Я слишком бешеный? Пакость мелкая.
Срываюсь с места. Она толкает дверь и шмыгает на крыльцо. Несется по ступенькам. Навстречу поднимаются бабки, молниеносно делают выводы: "воровка, мужчина, ловите скорей, полиция-я-я".
Я ловлю. Почти у машины, хватаю за капюшон и толкаю животом на капот.
Женщин никогда не бью, но она заслуживает порки, свернутым журналом от души прохаживаюсь ей по жопе. Она извивается, я давлю на спину, удерживая на месте, она визжит:
— Отпустите!
Ее короткая куртка задирается вместе с футболкой. Упираюсь взглядом в голую поясницу с двумя ямками, покрытую светлым пушком волос. Выпирает позвоночник, хрупкие острые косточки, и кончается моя воля.
Спускаю ладонь ниже и веду по гладкой коже. Наваждение. Сжимаю второй рукой и грубо разворачиваю к себе. Она покраснела, волосы растрепались, глаза горят.
Ныне целиком в моей власти, но не знаю, что с ней делать.

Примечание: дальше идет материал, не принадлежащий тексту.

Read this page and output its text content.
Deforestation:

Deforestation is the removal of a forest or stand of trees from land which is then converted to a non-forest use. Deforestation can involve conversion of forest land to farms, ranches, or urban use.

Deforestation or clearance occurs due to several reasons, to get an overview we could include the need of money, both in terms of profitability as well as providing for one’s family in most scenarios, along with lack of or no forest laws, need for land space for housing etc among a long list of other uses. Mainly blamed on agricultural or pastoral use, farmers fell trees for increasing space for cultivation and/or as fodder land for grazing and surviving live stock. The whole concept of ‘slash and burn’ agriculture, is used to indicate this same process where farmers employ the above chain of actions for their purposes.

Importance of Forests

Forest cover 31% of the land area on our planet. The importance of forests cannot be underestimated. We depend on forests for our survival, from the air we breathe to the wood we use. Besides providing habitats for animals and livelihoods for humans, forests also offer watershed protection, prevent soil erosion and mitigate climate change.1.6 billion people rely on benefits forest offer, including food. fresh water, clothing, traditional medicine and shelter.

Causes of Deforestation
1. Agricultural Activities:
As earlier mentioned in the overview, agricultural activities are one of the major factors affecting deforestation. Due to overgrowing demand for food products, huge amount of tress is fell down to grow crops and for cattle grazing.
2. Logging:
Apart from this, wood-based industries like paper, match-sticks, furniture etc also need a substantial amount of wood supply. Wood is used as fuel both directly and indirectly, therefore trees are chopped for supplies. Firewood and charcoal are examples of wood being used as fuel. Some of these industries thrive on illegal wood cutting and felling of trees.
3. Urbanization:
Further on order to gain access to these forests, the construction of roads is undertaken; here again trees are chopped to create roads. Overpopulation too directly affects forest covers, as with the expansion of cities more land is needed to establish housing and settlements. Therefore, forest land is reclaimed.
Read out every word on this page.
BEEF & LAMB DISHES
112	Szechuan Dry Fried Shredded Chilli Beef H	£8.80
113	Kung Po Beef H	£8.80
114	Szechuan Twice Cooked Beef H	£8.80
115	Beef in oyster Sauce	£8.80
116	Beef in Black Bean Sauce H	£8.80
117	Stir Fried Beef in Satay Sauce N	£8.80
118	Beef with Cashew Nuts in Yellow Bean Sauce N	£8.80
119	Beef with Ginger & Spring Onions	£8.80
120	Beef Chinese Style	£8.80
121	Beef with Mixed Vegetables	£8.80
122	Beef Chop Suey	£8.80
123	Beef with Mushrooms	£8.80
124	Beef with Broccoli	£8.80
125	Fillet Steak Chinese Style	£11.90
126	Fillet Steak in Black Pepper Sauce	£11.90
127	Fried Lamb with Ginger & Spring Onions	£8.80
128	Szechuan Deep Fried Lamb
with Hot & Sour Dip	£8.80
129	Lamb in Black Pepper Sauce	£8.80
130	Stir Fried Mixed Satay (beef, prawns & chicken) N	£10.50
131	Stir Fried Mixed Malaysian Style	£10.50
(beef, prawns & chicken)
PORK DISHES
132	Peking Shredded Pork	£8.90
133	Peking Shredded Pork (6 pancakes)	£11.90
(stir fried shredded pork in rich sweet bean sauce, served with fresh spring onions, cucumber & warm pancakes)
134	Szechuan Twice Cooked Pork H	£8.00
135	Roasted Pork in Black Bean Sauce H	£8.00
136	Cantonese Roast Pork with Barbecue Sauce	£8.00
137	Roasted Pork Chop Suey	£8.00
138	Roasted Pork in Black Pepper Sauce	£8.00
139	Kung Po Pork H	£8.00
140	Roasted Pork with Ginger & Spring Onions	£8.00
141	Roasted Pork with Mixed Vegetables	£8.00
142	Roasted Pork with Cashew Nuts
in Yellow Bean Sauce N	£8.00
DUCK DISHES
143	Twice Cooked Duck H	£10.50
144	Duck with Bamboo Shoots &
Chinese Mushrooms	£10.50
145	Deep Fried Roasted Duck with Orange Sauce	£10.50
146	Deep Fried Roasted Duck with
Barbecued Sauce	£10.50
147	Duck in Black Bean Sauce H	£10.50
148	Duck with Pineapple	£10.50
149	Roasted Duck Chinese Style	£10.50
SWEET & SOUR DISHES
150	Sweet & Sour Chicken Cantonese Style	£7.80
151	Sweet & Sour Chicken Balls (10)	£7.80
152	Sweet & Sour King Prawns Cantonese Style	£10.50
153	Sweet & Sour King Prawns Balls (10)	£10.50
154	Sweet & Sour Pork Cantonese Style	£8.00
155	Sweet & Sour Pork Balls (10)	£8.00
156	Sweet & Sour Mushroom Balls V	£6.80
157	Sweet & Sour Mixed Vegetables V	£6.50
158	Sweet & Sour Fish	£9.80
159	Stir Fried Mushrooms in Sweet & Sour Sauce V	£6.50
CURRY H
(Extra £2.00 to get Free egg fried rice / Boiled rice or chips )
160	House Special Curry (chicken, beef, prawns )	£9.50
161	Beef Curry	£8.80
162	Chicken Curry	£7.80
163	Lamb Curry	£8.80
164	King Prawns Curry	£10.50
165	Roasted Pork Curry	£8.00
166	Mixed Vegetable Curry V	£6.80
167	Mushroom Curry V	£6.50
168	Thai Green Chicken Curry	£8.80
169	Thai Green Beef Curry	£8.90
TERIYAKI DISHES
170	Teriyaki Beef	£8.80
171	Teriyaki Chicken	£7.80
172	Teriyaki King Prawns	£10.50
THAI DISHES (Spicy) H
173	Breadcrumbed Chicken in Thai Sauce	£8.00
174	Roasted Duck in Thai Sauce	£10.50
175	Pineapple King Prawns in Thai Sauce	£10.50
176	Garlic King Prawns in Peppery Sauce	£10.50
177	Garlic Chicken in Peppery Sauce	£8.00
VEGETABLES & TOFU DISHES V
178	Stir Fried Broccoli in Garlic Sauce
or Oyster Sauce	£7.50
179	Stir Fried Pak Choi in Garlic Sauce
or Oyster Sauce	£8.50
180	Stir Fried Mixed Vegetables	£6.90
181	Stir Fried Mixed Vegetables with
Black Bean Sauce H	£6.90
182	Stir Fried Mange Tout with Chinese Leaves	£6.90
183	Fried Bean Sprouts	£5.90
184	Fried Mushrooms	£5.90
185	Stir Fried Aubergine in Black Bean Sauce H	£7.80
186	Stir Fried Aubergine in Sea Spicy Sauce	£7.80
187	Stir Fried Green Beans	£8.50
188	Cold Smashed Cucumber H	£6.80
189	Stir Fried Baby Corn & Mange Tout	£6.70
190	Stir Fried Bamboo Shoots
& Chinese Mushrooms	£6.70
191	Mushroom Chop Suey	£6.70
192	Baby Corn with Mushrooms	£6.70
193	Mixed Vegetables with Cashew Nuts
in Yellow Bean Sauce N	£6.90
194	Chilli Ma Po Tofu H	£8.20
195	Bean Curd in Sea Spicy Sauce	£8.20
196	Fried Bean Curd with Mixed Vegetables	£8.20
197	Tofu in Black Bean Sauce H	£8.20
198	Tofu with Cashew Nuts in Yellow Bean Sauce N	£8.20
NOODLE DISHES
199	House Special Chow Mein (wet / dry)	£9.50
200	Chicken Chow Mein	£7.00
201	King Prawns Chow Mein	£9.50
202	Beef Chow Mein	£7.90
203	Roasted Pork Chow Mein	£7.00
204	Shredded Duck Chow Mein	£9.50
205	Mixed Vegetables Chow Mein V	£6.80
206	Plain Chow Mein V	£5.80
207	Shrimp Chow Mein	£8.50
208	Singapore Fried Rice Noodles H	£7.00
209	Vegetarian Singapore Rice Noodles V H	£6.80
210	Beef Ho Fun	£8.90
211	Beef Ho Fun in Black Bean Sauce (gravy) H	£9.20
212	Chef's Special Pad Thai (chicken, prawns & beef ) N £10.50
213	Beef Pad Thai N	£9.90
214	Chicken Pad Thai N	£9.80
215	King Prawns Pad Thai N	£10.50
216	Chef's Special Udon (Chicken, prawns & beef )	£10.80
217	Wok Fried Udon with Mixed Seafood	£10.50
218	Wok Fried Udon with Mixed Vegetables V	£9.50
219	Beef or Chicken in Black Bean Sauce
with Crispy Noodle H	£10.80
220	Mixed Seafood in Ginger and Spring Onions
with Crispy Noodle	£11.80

— Мне не нравятся ни старухи, ни малолетки, — говорю по слогам. — Долго будете привлекать мое внимание подобной ересью?
— Ну все, — она со свистом выдыхает воздух. — Оба достали. И вы, и ваш стукач сыночек. Два пупа земли. Если вы еще раз…
Затыкаю ее. Как порыв, как аффект, как приступ, сам не думаю, вырывается так долго копившееся. Наклоняюсь, язык мазком по ее губам, полоска слюны на блестящей краске помады.
Моя ошибка. Моменталом сохраняется в память, доступ ограниченный, мне и ей, и больше никому. И больше никогда. Я спятил, ау, сценарист, вырежи это.
Поспешно отодвигаюсь. Она встает на носочки и сама прижимается к моему рту. Вползает вирусом и жрет настройки. Горячая и мягкая, очень сладко. Обнимаю, поднимаю за бедра и сажу на капот, она цепляется мне в воротник, и я наваливаюсь ближе. Пью медленно, как сок из трубочки, а ей не хватает моего языка. Осторожно скользит по нижней губе, пробирается в рот. Невыносимо, волком вой, сдаю позиции и углубляю поцелуй. Соединяемся, она мычит, меня уносит. Уже причиняю боль, а затормозить не могу, редко целуюсь, и моя жажда калечит ее сказку. Остро сознаю, что это грань, и если сунусь дальше, башню сорвет, поимею мозг нам обоим и трындец, но не отпущу.
Приехали.
Глава 9
Второе задание от Винни-Пуха нужно выкладывать каждые два часа.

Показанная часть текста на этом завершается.